Lightman, then 20, and her twin sister were exchange students in the country’s north. They were taking a holiday break with their parents, who were visiting from Toronto.

Much like the thousands who would witness the widespread devastation left in the wake of a massive tsunami, Lightman said there was no indication that something was awry when their boat set off from Railay, a peninsula on Krabi Island.

“We were actually out on the water when the wave hit,” Lightman said. “We were surrounded by all these limestone cliffs, and the cliffs just began to vanish, and I realized it was because we were ascending.”

“The water was just kind of swelling like a mountain.”

Still unaware of what was happening on the shores of the hardest-hit areas such as Khao Lak and Phuket, Lightman’s boat came across the first signs of destruction and tragedy. Other tour boats that had left minutes before theirs had been severely pummeled by the rough water.

“It was kind of like coming upon the scene of a really horrific car accident,” Lightman said. “All the boats were smashed and people were calling out for lost members in their boats.”

Lightman remembers the frightened look on their Thai boat operator’s face as they immediately turned back: “He said he’d never seen anything like this before and he had been on the water his whole life.”

Back on shore, the magnitude of what had happened was beginning to emerge. Lightman saw pieces of boats, and debris and oil in the shallow waters. They were immediately evacuated to higher ground, where the group would stay put overnight.
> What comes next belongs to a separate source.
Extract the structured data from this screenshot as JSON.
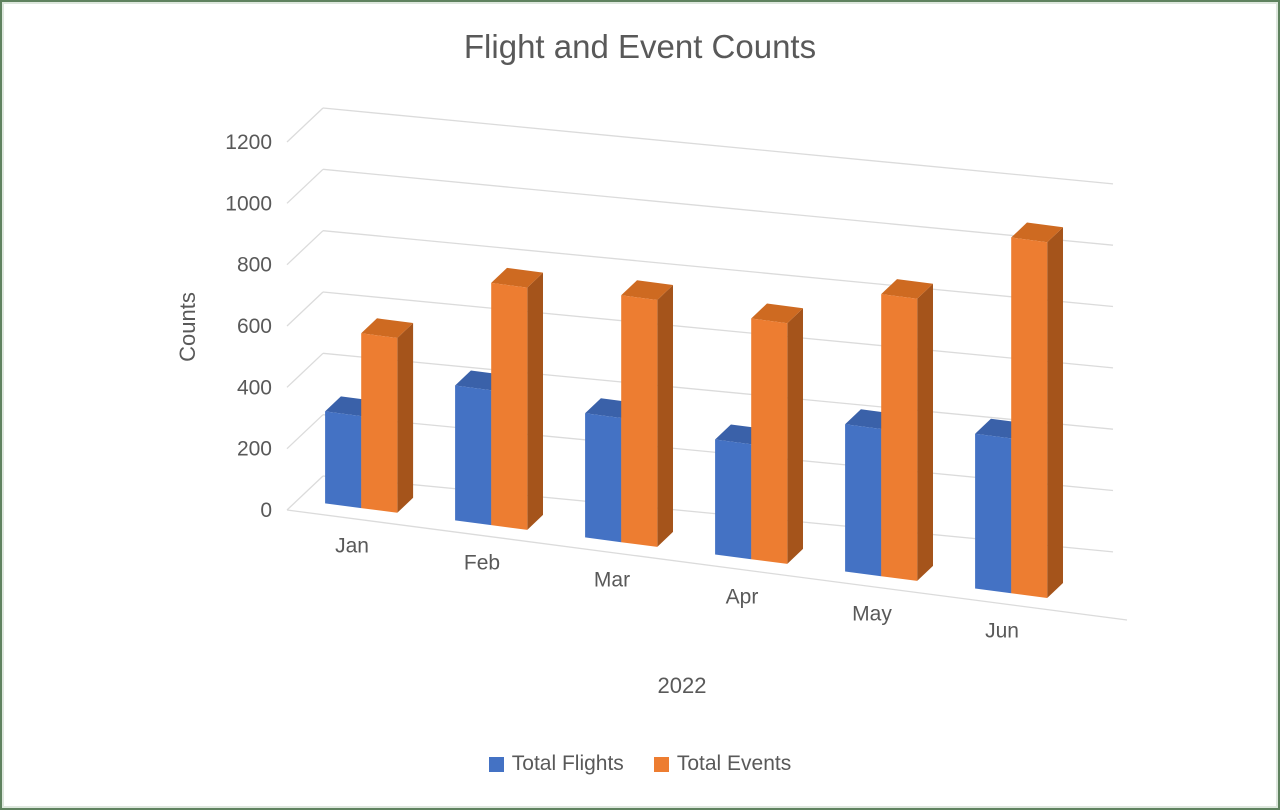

“We just all linked arms and just waited because they said that another wave was coming,” Lightman said, adding later: “I felt like we were waiting for death, essentially -- waiting for this wave to come and wash us all away.”

The next day, the family made their way back to the beach, where there were boats waiting to take tourists to the mainland for flights out to Bangkok.

“We saw that the beach was just covered in glass and I remember some of the bungalows -- they were on the other side of the beach, I guess they had been thrown by the water,” Lightman said.

At the local airport, waiting to depart to Bangkok, tourists still in bathing suits had bandages wrapped around their head.

After flying home to Canada, Lightman and her sister would return to Thailand two weeks later, to complete their course study. But 10 years later, the feeling of fear and confusion in the tsunami’s immediate aftermath remains vivid, she says.

Lightman, now a musician, returned to Thailand’s south on tour with a band last year. She said she was reminded of the strength of the Thai people, who rebuilt after the tragedy. “They were really adamant about getting their lives back together.”